Parágrafo único. Os procedimentos definidos nesta Portaria deverão ser
utilizados nas transferências de recursos, previstas no art. 1º, cuja portaria de autorização
de transferência de recursos tenha sido publicada no Diário Oficial da União (DOU) até
a data de 1º de julho de 2010.
CAPÍTULO I
DA PRESTAÇÃO DE CONTAS FINAL
Art. 2º A análise das prestações de contas apresentadas pelos entes federados
beneficiários será realizada sob os aspectos técnicos, com base nos documentos indicados
no art.4º, e financeiros nos termos da legislação pertinente.
Parágrafo único. A Diretoria de Orçamento e Finanças da Secretaria-Executiva
deverá notificar o ente federado para apresentar a prestação de contas, em caso de
omissão, ou para complementar a documentação apresentada nos termos da legislação
pertinente
CAPÍTULO II
DA ANÁLISE TÉCNICA DA PRESTAÇÃO DE CONTAS
Art. 3º A análise técnica da prestação de contas a ser realizada pela Secretaria
Nacional de Proteção e Defesa Civil, tem como objetivo verificar o cumprimento do objeto e o
atingimento dos objetivos das transferências obrigatórias realizadas nos termos do art. 1º.
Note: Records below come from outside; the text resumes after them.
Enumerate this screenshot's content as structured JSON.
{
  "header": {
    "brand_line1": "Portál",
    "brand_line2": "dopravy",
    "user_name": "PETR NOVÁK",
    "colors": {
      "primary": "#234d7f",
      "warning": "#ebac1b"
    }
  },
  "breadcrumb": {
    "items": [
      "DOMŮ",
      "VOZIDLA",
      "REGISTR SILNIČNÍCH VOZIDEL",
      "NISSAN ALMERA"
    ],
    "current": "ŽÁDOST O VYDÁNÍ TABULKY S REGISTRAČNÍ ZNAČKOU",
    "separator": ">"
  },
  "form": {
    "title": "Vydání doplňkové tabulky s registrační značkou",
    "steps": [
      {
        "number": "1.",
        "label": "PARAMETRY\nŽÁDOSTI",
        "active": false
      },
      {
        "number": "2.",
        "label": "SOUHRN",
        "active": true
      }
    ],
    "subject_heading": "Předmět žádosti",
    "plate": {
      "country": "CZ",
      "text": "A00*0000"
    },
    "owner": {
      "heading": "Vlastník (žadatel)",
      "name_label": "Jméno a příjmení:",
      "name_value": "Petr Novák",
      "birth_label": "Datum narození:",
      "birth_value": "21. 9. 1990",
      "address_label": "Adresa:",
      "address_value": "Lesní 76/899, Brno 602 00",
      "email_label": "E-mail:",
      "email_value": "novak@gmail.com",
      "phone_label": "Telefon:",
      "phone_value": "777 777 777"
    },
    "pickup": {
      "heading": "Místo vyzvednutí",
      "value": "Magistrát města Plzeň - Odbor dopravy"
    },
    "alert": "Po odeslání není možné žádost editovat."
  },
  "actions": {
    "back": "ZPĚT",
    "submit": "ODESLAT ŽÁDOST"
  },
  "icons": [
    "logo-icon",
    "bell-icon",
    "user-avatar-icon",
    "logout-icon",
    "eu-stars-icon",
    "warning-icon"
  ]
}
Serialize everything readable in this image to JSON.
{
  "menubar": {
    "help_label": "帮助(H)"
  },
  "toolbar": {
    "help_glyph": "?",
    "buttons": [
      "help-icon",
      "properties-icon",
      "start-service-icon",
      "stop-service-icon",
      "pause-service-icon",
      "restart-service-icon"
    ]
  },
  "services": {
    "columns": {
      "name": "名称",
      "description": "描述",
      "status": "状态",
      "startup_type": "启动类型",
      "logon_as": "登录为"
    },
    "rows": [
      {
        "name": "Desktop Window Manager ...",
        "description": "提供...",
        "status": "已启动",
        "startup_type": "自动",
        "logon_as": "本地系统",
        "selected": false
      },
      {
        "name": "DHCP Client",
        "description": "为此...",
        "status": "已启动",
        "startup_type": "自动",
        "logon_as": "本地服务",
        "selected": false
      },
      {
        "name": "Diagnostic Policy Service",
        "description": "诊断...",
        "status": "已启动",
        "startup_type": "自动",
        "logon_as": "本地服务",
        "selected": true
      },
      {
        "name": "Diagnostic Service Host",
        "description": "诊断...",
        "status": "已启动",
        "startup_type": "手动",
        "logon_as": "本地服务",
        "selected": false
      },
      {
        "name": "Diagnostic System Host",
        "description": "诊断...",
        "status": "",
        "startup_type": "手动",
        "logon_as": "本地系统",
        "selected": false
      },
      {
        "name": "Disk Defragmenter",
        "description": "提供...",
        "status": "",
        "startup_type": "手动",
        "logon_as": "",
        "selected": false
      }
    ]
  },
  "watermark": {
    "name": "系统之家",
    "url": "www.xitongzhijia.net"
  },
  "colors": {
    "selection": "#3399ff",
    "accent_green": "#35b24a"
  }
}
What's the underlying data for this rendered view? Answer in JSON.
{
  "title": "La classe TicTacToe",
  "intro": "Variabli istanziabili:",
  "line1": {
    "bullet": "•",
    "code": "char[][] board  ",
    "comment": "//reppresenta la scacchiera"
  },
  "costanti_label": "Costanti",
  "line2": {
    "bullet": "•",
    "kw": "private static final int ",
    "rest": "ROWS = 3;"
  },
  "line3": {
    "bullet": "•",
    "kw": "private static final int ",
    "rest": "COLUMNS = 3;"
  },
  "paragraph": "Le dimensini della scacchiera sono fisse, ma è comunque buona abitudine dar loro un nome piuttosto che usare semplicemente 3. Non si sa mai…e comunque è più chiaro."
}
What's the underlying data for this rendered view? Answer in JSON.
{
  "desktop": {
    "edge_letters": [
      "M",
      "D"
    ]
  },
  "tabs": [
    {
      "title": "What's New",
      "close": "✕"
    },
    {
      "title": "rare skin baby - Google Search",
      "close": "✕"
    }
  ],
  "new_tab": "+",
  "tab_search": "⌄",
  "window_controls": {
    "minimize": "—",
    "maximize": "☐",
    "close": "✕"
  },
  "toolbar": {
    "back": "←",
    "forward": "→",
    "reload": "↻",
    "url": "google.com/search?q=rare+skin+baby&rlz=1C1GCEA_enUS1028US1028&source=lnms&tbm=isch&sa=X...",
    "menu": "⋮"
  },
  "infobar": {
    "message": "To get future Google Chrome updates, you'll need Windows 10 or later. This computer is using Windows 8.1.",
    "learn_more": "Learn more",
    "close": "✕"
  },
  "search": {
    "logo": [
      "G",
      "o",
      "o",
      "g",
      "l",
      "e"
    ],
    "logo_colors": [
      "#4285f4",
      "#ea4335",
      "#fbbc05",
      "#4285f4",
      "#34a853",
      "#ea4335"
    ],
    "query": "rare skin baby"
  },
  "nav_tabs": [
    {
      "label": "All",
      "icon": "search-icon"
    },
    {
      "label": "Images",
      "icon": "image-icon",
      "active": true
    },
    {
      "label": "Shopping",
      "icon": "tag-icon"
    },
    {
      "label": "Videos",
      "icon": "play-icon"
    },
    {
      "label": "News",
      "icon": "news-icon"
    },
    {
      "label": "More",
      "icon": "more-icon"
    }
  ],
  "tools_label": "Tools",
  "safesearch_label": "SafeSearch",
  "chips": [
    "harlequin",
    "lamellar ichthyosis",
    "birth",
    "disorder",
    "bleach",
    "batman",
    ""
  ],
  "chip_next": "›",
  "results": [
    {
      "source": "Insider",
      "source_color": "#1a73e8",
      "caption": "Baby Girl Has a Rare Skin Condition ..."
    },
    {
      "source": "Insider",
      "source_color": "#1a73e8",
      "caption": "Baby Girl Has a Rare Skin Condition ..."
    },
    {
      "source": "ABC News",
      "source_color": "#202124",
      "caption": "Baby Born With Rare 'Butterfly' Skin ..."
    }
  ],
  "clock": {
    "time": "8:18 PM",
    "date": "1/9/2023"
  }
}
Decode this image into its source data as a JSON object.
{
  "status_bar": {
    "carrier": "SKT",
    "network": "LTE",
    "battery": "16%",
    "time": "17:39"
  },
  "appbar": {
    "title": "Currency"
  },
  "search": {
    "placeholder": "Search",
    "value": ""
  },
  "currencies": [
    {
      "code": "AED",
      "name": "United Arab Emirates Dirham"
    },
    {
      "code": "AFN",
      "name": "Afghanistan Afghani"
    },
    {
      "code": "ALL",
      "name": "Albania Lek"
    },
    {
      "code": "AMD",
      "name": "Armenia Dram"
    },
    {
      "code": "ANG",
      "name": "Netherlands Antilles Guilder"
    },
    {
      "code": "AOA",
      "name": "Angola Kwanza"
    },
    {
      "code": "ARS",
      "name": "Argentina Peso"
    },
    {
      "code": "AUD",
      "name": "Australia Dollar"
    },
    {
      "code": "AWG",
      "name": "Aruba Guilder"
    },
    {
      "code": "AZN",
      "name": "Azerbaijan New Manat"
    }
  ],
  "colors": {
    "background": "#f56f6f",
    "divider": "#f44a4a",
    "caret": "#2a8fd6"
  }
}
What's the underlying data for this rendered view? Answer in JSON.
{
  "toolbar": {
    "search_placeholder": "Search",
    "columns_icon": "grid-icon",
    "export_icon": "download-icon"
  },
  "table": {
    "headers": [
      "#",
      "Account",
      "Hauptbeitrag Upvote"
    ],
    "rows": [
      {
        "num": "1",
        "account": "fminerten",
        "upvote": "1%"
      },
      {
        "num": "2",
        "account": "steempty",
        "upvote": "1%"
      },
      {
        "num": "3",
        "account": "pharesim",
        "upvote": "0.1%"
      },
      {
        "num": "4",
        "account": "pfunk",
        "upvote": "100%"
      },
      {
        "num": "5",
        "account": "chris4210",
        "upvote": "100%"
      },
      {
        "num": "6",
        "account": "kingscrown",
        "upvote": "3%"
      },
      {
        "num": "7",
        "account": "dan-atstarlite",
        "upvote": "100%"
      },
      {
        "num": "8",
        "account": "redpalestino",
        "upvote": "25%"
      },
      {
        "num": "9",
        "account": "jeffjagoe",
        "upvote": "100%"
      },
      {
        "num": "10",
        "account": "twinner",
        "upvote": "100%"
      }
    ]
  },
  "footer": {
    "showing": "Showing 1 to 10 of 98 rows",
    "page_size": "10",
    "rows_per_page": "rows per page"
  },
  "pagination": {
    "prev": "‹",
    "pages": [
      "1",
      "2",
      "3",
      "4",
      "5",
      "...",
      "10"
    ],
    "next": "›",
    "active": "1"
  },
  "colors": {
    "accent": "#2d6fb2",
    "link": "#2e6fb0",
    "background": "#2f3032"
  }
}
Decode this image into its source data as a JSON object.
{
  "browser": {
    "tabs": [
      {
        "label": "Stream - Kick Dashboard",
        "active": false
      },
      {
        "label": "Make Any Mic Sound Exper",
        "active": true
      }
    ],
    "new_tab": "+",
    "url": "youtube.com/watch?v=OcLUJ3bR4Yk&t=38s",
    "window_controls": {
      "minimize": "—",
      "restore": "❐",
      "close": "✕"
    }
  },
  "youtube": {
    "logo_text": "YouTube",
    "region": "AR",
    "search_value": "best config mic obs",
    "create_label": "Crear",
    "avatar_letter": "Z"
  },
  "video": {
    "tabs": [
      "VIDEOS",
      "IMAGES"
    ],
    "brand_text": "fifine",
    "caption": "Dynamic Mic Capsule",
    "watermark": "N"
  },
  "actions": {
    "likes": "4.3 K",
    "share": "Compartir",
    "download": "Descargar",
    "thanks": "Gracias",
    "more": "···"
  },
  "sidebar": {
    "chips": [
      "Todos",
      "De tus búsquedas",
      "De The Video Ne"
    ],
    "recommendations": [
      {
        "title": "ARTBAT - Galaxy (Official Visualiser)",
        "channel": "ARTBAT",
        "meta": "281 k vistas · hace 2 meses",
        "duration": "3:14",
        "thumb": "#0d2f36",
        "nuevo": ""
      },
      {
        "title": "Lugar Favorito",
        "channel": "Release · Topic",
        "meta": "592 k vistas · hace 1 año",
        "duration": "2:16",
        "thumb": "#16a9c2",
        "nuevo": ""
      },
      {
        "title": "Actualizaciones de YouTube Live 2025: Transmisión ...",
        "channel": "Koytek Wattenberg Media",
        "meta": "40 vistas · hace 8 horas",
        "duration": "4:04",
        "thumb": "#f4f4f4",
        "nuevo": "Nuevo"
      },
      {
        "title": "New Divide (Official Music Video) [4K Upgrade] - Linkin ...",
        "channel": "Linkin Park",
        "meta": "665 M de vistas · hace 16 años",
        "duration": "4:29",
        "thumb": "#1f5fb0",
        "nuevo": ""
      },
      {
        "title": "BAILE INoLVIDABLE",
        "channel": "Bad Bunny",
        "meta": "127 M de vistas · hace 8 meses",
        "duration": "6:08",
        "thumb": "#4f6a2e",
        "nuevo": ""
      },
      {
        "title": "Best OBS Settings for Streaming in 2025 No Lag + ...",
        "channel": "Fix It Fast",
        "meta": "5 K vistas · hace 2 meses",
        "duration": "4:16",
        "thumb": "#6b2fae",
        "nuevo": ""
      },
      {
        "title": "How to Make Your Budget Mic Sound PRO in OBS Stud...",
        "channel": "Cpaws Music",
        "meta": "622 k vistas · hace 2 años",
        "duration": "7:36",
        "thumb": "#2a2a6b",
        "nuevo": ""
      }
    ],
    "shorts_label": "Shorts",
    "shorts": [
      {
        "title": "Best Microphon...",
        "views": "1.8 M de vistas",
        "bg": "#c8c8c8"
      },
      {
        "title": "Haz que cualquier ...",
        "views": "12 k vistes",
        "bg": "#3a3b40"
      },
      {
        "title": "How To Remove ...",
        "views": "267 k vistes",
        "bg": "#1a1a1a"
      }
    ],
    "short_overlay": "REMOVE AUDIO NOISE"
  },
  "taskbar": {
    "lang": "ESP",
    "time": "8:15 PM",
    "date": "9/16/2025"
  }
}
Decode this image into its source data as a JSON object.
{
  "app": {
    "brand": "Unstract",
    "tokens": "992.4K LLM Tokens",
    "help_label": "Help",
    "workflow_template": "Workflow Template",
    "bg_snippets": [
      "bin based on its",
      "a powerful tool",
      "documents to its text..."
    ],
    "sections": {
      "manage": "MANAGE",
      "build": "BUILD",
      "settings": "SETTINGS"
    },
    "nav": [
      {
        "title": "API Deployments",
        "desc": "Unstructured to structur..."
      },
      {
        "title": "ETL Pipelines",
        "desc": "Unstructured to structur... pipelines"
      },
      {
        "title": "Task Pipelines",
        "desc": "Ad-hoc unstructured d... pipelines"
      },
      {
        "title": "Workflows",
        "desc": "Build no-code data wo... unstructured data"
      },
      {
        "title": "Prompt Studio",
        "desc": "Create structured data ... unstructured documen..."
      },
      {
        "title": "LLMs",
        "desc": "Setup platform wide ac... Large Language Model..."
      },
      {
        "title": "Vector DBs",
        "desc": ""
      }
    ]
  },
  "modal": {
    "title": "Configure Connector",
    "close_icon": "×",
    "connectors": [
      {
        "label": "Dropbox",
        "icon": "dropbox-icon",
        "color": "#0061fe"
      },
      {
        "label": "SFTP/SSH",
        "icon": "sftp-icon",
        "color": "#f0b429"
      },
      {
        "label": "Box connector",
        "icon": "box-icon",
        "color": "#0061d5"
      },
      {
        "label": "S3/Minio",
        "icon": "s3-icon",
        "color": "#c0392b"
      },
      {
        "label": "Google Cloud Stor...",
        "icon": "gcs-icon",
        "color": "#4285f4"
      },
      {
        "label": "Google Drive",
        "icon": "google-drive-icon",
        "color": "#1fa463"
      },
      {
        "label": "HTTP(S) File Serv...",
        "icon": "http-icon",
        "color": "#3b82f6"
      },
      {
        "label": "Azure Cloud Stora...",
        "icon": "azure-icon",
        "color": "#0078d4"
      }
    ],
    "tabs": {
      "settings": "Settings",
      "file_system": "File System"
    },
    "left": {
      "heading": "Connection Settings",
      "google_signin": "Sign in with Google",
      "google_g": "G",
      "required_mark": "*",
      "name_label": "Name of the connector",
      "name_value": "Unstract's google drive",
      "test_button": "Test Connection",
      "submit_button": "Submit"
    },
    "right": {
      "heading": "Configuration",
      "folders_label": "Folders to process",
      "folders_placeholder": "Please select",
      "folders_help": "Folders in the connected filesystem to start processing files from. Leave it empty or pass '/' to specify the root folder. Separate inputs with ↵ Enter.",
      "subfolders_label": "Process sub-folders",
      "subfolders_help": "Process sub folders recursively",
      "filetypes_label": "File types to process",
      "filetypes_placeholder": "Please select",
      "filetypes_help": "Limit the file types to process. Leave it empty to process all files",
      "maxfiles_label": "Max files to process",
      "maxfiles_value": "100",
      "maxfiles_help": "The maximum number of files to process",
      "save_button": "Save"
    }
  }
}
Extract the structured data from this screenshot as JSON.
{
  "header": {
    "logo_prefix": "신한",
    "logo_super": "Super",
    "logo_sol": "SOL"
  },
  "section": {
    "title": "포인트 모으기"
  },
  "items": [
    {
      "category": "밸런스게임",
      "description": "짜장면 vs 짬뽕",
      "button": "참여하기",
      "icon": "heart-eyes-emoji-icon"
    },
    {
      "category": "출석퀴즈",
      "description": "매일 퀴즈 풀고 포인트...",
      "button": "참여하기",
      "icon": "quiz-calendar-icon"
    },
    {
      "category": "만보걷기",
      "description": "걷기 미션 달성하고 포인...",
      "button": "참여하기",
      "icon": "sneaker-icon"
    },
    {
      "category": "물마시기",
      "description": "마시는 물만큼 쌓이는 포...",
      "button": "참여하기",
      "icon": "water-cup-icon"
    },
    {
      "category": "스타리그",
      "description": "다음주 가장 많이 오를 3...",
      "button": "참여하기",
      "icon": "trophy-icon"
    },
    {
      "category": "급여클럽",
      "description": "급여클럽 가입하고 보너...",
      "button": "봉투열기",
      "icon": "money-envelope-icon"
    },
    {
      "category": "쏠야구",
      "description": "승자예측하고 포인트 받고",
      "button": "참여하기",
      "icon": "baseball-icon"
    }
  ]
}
Art. 4º A análise técnica da prestação de contas será realizada com base nas
constatações apontadas em visitas técnicas e/ou nos seguintes documentos:
I - relatório
de execução física com fotos das
obras e/ou serviços,
preferencialmente localizadas com coordenadas geográficas, assinado por responsável
técnico, ou pelo representante da administração local responsável pela fiscalização do
contrato de execução das obras e/ou serviços;
II - cópia do termo de aceitação definitiva da obra ou serviço de engenharia; e
III - relação de beneficiários, quando for o caso.
§1º As fotos do relatório de execução física, a que se refere o inciso I,
poderão ser dispensadas nos casos em que a execução física das ações, ou parte de seus
serviços, não puder ser confirmada, localizada ou quantificada, devido às características
inerentes
das obras
ou serviços
executados como,
por exemplo,
nas ações
de
desassoreamento de cursos d'água, recuperação de estradas vicinais, proteção vegetal de
taludes, serviços de escavação, de assentamento de fundações, execução de obras de
proteção costeira, reparos em unidades habitacionais, dentre outras.
§2º Caso necessário, o ente federado beneficiário poderá ser notificado para
apresentar documentação complementar.
Art. 5º O parecer técnico a ser emitido pela Secretaria Nacional de Proteção
e Defesa Civil deverá avaliar o cumprimento do objeto e o atingimento dos objetivos da
transferência, nos termos do artigo 4º, podendo concluir pela:
I - aprovação: caso a análise conclua pelo cumprimento do objeto e o
atingimento dos objetivos da transferência para todas as obras e/ou serviços em análise
e que não haja glosa técnica quantificada;
II - aprovação parcial: caso o plano de trabalho contemple várias ações
independentes entre si e a análise conclua pelo cumprimento do objeto e o atingimento
dos objetivos da transferência de apenas parte delas ou, ainda, que tenha sido
quantificada glosa técnica de uma ou mais delas; ou
III - aprovação com ressalva: em caso de ausência de comprovação de
anotações de responsabilidade técnica (ARTs) de projeto, orçamento, execução e
fiscalização, ou quando evidenciada impropriedade ou outra falta de natureza formal
ensejará em apontamento de ressalva quando da emissão do parecer técnico.
IV - reprovação: caso a análise conclua pelo não cumprimento do objeto ou
atingimento dos objetivos da transferência para todas as obras e/ou serviços em
análise.
Parágrafo Único. Nos casos de aprovação parcial, ou de reprovação, deverá ser
indicada a glosa técnica referente às obras e/ou serviços não aprovados.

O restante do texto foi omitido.